The saying is true, “time flies”. It feels like just yesterday that I was here last. It feels like just a moment has passed since I had Landon, since I was a mother of two, since life with my children began.
Time and I have been on a collision course these past eight years. I try desperately to slow it down, it just forges ahead, or keeps speeding up. I blink, and another milestone has been hit, another birthday has passed, another stage has been reached.
Since we were last together, Jacob has turned 8, Elwood has turned 6, and Landon is almost 9 months old. Crawling and cruising have been reached, another soccer season has come to a close, and the winter edition of Rhythm of The Home is almost upon us.
So why the absence? That is a tough question, mainly because the answer still surprises me. In late August of this year, two events took place that changed my mind about time drastically. The first was my Aunt Missy was diagnosed with lung cancer, a tumor the size of a baseball. The second my sister in law’s brain tumor returned. Two vibrant women in my life who seemed to have just been delivered the worst of news. Time was once again marching on in a way I did not like. Both survived their surgeries, and both are doing amazing. Still, a reminder that time is certainly not infinite.
So I decided that if I could not stop time, I would dance with it in the most natural way possible.
When I had Jacob, I tried to cram everything into the time that we had. We did everything, saw everything, not a moment was ever missed. Every craft was made, every holiday perfectly prepared, every garment hand knit. It felt like perfection, but something was missing.
With Elwood I raced even harder, making two of everything, sewing, knitting, baking, dreaming planning, crafting. It was beautiful. My friends awed at all that we could “accomplish”, I patted myself on the back for all that I could do for my children. Still, something was missing.
Five years passed, those two boys have grown and expanded and become amazing young children. I am proud of them, and I know that they value their childhood. But as Landon’s time on this earth approached, I knew something was still missing.
Then in late August, I figured it out. Please understand that this feeling that I had deep inside, it was mine. It is not being put into words to project onto others. It was just what I knew was right for me. I was missing the time to just be.
So I grabbed the time that Landon and I had, and I held on tight. There were no handmade items at the boy’s birthday, Landon has no hand knits to speak of, there is no special quilt, or amazing holiday spectacular to show. There is, however, 9 months of napping with my children, quiet walks in the woods, and an autumn that we cherished so quietly, but together. I have not missed a moment, have not crammed a million things into every nap. I have just been here, and allowed myself to get lost in the experience.

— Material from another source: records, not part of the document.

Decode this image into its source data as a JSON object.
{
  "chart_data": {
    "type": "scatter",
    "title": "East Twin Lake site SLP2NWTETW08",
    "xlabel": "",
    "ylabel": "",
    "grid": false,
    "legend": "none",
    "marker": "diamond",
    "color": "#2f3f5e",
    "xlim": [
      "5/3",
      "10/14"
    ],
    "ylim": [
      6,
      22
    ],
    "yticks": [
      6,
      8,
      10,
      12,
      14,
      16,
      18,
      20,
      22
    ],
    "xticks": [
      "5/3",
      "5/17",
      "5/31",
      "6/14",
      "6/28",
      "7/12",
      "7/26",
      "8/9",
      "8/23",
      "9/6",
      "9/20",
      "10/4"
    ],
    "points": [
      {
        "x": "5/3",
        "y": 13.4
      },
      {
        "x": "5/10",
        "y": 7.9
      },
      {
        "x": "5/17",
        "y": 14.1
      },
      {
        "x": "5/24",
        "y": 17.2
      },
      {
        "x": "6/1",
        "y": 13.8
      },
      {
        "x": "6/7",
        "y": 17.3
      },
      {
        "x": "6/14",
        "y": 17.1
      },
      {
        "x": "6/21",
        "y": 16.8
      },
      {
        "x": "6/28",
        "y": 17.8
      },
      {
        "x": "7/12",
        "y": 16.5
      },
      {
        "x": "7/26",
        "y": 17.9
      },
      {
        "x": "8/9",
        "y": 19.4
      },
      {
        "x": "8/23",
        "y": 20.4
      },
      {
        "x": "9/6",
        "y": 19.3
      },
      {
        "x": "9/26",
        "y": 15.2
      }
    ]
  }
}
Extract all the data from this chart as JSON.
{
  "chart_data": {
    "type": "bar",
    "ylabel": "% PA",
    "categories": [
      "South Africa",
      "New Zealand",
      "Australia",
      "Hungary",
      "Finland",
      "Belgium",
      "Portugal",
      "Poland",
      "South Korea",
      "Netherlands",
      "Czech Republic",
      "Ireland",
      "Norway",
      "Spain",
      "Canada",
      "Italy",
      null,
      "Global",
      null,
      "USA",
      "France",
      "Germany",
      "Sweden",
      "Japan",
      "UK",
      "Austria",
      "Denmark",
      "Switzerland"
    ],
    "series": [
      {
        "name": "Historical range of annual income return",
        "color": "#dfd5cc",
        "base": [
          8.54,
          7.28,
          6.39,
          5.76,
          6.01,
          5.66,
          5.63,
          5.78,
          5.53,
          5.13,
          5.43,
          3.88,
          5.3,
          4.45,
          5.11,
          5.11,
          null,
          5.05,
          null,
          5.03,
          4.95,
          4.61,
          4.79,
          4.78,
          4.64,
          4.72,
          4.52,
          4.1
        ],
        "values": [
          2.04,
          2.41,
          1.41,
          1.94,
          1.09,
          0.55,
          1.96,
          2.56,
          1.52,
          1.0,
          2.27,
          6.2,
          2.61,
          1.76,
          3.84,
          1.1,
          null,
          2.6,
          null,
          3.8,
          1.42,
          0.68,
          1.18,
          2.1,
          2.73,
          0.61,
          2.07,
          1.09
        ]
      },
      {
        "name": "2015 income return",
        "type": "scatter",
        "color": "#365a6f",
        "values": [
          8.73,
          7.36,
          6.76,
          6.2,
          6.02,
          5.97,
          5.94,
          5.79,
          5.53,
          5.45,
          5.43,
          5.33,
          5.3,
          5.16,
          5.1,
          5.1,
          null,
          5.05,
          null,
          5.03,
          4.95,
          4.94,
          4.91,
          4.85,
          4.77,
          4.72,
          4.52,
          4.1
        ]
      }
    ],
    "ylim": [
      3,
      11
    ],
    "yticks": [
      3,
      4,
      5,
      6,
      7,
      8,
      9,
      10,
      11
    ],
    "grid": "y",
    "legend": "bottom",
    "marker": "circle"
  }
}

I would not necessarily change anything about the way that I raised my older boys, but I had something to prove to myself that has simply melted away over time. I never wanted to get lost in mommy hood when I was young. That might sound harsh but it is the honest truth. I needed to show everyone, but mainly myself, that I could stay relevant, even as the title of Mother was added. It is the world we live in, the stereotypes that we allow to happen, or just my simple insecurity that drove it. I am thankful that Jacob and Elwood feel as though I was always there for them, but it came at the expense of spending half of every night creating what I thought that they needed.
As Landon has shown me, all that we need is time together.
So I arrive back in this space, back in my craft room, back at my knitting needles with a sense of peace for time. I love to craft, I love to do, and I will write about all of those things with joy here, but I have savored time, and I am so wildly grateful for the ability to do so. I think that what I am most grateful for is that this is a space where I can just be me, can share the things that I love with others who enjoy them, and I am leaving my need to be anything more than I am at the door.